Let’s say you have access to a remote machine and use it to copy backups occasionally, eg with rsync. Your local machine has credentials stored that allow write access on the remote machine, however if the local account was compromised that could also allow access to the remote machine and the data stored there.
How can you grant access to an account to write remotely, but also protect the data from this account? One possibility could be to change the permissions on the data after it is copied to prevent deletion/interference, although I’m just making this up. Is there a standard practise for this?
Do pull backups instead of push backups: Backup server connects to local machine.
That’s an interesting idea
What’s the rationale for this? Genuinely curious.
The reasoning is that your backup server should be more secure than production. Production has to have a bunch of stuff open in order to be useful and convenient. The backup server does not. It can be basically fully locked down.
To add - by doing pulls the backup server uses different credentials to run than the credentials used to perform pulls.
Backup server has it’s own credentials database, machines being backed up have their own database. Backup service in backup server uses appropriate credentials from machine being backed up to access the data there (shares, etc). So credentials from compromised machine are unrelated to credentials for backup server.
And if backups are done properly (full on a schedule, daily incrementals, or something similar) you should be able to revert to a known-good state with minimal data loss.
If the main site gets compromised the credentials there must be considered lost and known to che attackers.
with a pull backup that’s not an issue because the main site has no access to the remote system; it is a process on the remote site that has credentials to access the main site and not the other way around.
the remote system may
receiveretrieve a compromised copy of the data, but the attacker cannot tamper with previous backups so recovery is still possible.That makes sense. I use NFS, so there are other controls for security because “offsite” is another building on my property, but still in the same pool of subnets…

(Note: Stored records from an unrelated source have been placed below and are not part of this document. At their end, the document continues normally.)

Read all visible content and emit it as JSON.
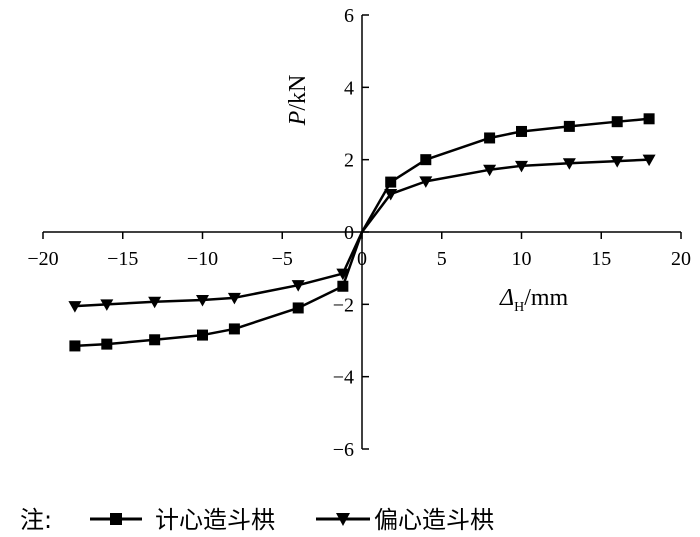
{
  "chart_data": {
    "type": "line",
    "xlabel": {
      "symbol": "Δ",
      "subscript": "H",
      "unit": "/mm"
    },
    "ylabel": {
      "symbol": "P",
      "unit": "/kN"
    },
    "xlim": [
      -20,
      20
    ],
    "ylim": [
      -6,
      6
    ],
    "x_ticks": [
      -20,
      -15,
      -10,
      -5,
      0,
      5,
      10,
      15,
      20
    ],
    "y_ticks": [
      -6,
      -4,
      -2,
      0,
      2,
      4,
      6
    ],
    "x_tick_labels": [
      "−20",
      "−15",
      "−10",
      "−5",
      "0",
      "5",
      "10",
      "15",
      "20"
    ],
    "y_tick_labels": [
      "−6",
      "−4",
      "−2",
      "0",
      "2",
      "4",
      "6"
    ],
    "grid": false,
    "legend_position": "bottom-left",
    "legend_prefix": "注:",
    "series": [
      {
        "name": "计心造斗栱",
        "marker": "square",
        "color": "#000000",
        "x": [
          -18,
          -16,
          -13,
          -10,
          -8,
          -4,
          -1.2,
          0,
          1.8,
          4,
          8,
          10,
          13,
          16,
          18
        ],
        "y": [
          -3.15,
          -3.1,
          -2.98,
          -2.85,
          -2.68,
          -2.1,
          -1.5,
          0,
          1.38,
          2.0,
          2.6,
          2.78,
          2.92,
          3.05,
          3.13
        ]
      },
      {
        "name": "偏心造斗栱",
        "marker": "triangle-down",
        "color": "#000000",
        "x": [
          -18,
          -16,
          -13,
          -10,
          -8,
          -4,
          -1.2,
          0,
          1.8,
          4,
          8,
          10,
          13,
          16,
          18
        ],
        "y": [
          -2.05,
          -2.0,
          -1.93,
          -1.88,
          -1.82,
          -1.47,
          -1.15,
          0,
          1.05,
          1.4,
          1.72,
          1.83,
          1.9,
          1.96,
          2.0
        ]
      }
    ]
  }
}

This is the main reason I had in my head about pull backups. Thanks for the explanation.
Why downvote this?
The suggestion I have heard is to have the remote machine connect to the machine on a schedule and pull the backups onto itself. Then your local machine doesn’t have direct access to the backups, making it harder to compromise the backups if hacked. But this also assumes the backup machine is locked down and isolated so it is lower risk than the local machine.
Append only mode.
Just a small sidenote: If you do not trust your local machine you should think about why and how to change that.
Well I think she amount of caution is still appropriate no matter how much you manage to secure the local machine
Of course, of course :)
A system like proxmox backup server can do this scurely. There you can create a user that can only add new backups and read the existing ones, but cannot delete any or read anything else on the remote host.
Otherwise if you only care to protect the remote machine, then something like an ssh chroot jail would also work.
Scheduled snapshots (btrfs or zfs). If the compromised account deletes or modifies files, they’re still there in the past snapshots
Filesystem-level snapshots are quite space-efficient because they don’t make copies of all the files or even whole files; just the blocks that changed.
Append only, like others are saying.
I have solved that by giving the distant machine the credentials to connect to the local machine. And the distant machine can’t be accessed from the outside.
Yes that sounds like pull backups, which is worth exploring
Personally as some extra spice as I worry about ransomeare, I have a few key files I check across my array that should never change. If any of their hashes are off, I abort immediately.
Yep offline backups are useful, although it does require remembering & making the effort to do it each time
Certainly sounds relevant, although overall it is quite a different approach than in currently using
For doing snapshots did that means the local system identifies the changes? Or it all gets copied each time?
Yes that seems like one way to go. Although I am using rsync so maybe keeping the files in place and changing owner could be an option
Are you connecting to the victim to push a backup into storage? If so, there’s SO much you should improve on that.
Go on.
What are the vulnerabilities that you’re afraid of? Can you answer this purely from the info OP gave, i.e. without making assumptions about what the server authorizes the phone to do? OP’s post does not indicate that they’re violating the principle of least privilege in any way.
OP’s post does not indicate that they’re violating the principle of least privilege in any way.
If I wasn’t sure whether that was a risk, I would have asked whether that’s what was going on. Oh, wait: I did, right? I used a question mark and everything.
Encrypt before send, and if you want to have protection against deletions of the data have a cold backup offline other than during the copy.